L'aide-soignant est un professionnel de santé qui travaille au contact direct des patients, sous la responsabilité de l'infirmier, en hôpital, en clinique ou à domicile. Il s'agit d'une profession majoritairement exercée par des femmes, ce qui explique qu'on parle plus volontiers du métier d'aide-soignante.

Quel est le rôle d'un aide-soignant ?

L'aide-soignant apporte confort physique et soutien moral à ses patients. Ses missions varient selon leur état de santé et le lieu d'exercice.
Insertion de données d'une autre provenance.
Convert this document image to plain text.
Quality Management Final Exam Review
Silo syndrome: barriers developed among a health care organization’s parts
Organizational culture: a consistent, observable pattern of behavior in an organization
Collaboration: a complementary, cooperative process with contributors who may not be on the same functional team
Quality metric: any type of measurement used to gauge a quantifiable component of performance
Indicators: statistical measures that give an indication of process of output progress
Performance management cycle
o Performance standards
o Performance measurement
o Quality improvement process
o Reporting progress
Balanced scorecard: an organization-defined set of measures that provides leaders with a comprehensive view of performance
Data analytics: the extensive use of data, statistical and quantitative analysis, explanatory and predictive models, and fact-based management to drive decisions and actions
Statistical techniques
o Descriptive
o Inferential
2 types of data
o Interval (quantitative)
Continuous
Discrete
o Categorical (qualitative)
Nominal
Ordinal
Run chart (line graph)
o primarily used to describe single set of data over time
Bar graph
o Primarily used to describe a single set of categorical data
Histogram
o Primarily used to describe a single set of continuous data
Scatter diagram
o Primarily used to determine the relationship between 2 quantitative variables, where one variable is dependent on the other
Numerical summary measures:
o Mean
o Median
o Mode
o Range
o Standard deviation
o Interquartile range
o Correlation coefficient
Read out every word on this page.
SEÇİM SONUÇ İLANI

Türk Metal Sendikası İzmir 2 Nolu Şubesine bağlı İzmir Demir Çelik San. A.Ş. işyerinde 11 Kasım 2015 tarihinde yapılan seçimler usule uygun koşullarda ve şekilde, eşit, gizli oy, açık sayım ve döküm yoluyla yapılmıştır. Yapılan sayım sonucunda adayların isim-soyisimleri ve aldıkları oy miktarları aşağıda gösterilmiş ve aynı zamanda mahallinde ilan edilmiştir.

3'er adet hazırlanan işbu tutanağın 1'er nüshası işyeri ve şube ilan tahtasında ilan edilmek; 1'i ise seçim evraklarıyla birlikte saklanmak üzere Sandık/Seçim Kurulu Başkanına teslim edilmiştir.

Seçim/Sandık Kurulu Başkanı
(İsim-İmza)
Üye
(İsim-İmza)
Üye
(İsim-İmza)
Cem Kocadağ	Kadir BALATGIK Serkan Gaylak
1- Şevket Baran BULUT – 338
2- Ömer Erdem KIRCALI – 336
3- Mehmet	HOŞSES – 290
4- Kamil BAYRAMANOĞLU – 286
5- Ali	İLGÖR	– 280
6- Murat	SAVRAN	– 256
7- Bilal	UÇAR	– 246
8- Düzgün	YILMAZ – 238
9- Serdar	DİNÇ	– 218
Dans la pratique, son travail consiste à :

  • Assurer l'hygiène corporelle, l'aide à l'habillage et l'installation du patient
  • Accompagner les déplacements et aider à la prise des repas et collations
  • Effectuer certaines tâches ménagères auprès des personnes non autonomes (à distinguer du rôle de l'auxiliaire de vie)
  • Apporter un soutien psychologique aux patients, qui voient souvent en lui un repère au quotidien
  • Surveiller l'état de santé et signaler tout changement au référent médical dans les meilleurs délais
  • Contrôler les paramètres vitaux et vérifier le bon fonctionnement des appareils médicaux
  • Changer les pansements et distribuer les médicaments

Quelle formation pour devenir aide-soignant ?

Pour exercer ce métier, un seul diplôme fait référence : le diplôme d'État d'aide-soignant (DEAS), de niveau 4, préparé en un an dans un institut de formation d'aide-soignant (IFAS) rattaché à un centre hospitalier ou dans une école spécialisée.

La formation alterne 22 semaines de stages en établissements de santé et des enseignements théoriques structurés en 5 blocs de compétences, déclinés en 10 modules.

Au programme : accompagnement dans les actes de la vie quotidienne, repérage des situations à risque, évaluation de l'état clinique, entretien de l'environnement ou travail en équipe pluriprofessionnelle. Le diplôme est enregistré au RNCP sous le code RNCP40692.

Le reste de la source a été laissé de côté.